Clinton expressed disappointment that she was no longer seen as an individual because she had been in the public spotlight for 25 years.
She pointed out that she was “the first woman of my generation” as First Lady who actually had a law degree before going to the White House with her husband, which brought about “assumptions and caricatures.” She also pointed to her “monumental” role in working for health care reform as First Lady.
“I would hope that people would spend a little bit of time actually looking behind the image or the picture, and that is I think is what we hope for all of us, we want to be known as who we are and judged positively and negatively based on what we actually do and not by what people said we did,” she said.
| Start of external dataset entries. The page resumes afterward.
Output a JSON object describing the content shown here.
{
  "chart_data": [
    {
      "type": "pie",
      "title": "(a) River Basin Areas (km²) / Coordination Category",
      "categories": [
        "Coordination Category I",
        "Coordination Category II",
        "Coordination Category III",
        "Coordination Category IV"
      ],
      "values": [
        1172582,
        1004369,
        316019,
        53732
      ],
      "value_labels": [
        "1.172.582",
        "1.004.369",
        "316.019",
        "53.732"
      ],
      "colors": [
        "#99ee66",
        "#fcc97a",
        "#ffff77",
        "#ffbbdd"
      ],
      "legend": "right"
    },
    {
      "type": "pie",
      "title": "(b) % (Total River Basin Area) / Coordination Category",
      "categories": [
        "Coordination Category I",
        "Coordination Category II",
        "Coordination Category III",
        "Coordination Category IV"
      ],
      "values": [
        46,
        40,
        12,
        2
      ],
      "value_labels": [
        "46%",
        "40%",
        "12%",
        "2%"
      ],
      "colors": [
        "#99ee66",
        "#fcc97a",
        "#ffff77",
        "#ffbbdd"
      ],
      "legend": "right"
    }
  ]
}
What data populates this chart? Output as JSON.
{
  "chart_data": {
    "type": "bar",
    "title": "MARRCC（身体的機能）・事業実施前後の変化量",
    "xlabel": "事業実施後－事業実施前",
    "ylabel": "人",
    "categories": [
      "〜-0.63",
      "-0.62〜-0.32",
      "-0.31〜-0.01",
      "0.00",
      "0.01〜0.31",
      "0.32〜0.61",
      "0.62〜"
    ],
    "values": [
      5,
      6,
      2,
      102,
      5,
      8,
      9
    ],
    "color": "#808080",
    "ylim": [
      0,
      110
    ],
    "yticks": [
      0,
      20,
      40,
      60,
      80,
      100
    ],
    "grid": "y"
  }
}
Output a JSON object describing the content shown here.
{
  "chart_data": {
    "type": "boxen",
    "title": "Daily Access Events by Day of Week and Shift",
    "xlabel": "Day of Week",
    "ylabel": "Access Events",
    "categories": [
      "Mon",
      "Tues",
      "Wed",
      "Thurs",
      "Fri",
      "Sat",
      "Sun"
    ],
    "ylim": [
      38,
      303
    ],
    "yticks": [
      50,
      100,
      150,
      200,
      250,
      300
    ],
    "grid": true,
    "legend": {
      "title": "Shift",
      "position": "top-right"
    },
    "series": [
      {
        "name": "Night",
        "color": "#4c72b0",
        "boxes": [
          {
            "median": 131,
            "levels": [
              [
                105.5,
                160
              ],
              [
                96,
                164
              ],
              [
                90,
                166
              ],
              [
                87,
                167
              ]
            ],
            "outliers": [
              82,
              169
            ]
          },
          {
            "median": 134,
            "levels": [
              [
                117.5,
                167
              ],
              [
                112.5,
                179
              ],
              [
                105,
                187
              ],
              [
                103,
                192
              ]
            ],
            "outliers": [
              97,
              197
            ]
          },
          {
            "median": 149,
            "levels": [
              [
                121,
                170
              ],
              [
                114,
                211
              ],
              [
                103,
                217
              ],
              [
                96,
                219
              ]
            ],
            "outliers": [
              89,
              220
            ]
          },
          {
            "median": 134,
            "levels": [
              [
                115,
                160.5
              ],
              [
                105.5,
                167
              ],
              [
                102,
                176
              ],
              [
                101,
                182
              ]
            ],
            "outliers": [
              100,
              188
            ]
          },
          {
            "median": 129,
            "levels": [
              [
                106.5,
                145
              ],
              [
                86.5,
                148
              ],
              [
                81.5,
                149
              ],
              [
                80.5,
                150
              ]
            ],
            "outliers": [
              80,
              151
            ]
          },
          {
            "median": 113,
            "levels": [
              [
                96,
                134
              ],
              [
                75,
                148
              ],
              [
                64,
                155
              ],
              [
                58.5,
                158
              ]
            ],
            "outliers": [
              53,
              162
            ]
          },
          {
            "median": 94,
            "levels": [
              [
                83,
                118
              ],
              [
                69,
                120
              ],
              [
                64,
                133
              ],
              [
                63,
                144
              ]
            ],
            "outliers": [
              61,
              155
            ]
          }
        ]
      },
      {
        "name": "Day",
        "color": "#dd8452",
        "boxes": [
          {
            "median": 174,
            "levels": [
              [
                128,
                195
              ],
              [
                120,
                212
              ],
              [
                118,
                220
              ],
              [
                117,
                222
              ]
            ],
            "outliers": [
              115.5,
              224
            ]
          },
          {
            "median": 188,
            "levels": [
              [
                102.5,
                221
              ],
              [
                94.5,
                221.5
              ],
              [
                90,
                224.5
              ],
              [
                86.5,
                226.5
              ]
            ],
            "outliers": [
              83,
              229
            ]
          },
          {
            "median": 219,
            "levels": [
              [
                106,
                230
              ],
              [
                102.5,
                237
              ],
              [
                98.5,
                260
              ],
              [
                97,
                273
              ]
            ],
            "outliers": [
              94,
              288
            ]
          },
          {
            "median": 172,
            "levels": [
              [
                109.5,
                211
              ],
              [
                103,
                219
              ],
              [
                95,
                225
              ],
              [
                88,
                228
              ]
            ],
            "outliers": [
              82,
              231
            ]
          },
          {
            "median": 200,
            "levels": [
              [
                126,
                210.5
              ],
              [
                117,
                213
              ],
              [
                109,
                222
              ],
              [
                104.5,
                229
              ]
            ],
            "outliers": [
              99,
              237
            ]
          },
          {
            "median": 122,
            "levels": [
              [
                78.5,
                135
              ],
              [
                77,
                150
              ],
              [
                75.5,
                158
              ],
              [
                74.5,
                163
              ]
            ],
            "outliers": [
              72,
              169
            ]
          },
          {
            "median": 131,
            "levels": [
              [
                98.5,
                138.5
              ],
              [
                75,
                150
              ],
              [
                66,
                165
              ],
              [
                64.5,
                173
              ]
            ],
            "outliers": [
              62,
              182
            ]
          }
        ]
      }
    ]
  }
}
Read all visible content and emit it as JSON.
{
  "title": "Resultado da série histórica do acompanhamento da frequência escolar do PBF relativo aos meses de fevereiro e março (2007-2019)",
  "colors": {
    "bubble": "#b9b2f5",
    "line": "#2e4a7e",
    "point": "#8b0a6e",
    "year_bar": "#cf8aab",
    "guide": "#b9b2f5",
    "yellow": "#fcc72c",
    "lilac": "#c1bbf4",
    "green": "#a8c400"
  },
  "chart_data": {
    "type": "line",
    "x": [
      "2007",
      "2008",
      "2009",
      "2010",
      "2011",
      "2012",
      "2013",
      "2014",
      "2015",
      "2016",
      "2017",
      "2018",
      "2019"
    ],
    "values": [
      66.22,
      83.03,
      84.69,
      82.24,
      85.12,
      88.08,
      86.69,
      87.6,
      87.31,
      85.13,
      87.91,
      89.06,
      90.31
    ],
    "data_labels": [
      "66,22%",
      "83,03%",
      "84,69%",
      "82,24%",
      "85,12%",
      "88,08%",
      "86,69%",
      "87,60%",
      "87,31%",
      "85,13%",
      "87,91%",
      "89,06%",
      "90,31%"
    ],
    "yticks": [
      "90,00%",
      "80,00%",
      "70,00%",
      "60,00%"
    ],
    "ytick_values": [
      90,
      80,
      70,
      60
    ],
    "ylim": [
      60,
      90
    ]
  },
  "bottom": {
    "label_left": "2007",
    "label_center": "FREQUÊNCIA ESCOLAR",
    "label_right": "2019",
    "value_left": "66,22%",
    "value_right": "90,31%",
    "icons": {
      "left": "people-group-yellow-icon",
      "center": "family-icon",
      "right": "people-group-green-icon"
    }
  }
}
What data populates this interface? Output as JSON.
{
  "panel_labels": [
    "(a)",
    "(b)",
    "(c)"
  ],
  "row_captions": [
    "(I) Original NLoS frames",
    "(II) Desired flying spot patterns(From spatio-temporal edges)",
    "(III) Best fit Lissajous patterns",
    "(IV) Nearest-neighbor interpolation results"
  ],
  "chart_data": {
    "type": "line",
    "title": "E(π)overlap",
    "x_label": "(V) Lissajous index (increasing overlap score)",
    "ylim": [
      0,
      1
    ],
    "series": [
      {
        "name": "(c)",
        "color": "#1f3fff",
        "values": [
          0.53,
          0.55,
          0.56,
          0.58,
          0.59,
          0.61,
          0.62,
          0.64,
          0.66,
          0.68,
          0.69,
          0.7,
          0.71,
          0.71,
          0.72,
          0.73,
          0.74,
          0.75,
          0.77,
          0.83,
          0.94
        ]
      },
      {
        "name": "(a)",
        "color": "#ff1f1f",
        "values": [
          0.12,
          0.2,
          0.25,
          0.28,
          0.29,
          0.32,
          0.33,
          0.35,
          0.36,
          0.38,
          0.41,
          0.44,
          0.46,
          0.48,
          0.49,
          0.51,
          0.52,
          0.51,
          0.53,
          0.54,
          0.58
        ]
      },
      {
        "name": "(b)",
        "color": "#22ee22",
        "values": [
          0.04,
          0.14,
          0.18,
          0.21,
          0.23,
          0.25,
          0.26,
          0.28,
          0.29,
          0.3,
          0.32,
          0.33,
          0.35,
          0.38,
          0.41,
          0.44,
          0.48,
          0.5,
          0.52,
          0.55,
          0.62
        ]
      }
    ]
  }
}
Clinton said that the 2016 election was “traumatic” but added that long walks in the woods, some chardonnay and writing her book “What Happened” helped her cope.
She warned the audience that they should be prepared to experience people who want to pull back opportunities and progress for women.
“You have to understand that’s part of breaking through glass ceilings and moving forward and bringing others with you,” she said. “You cannot allow yourselves to get discouraged about that because it’s going to happen.”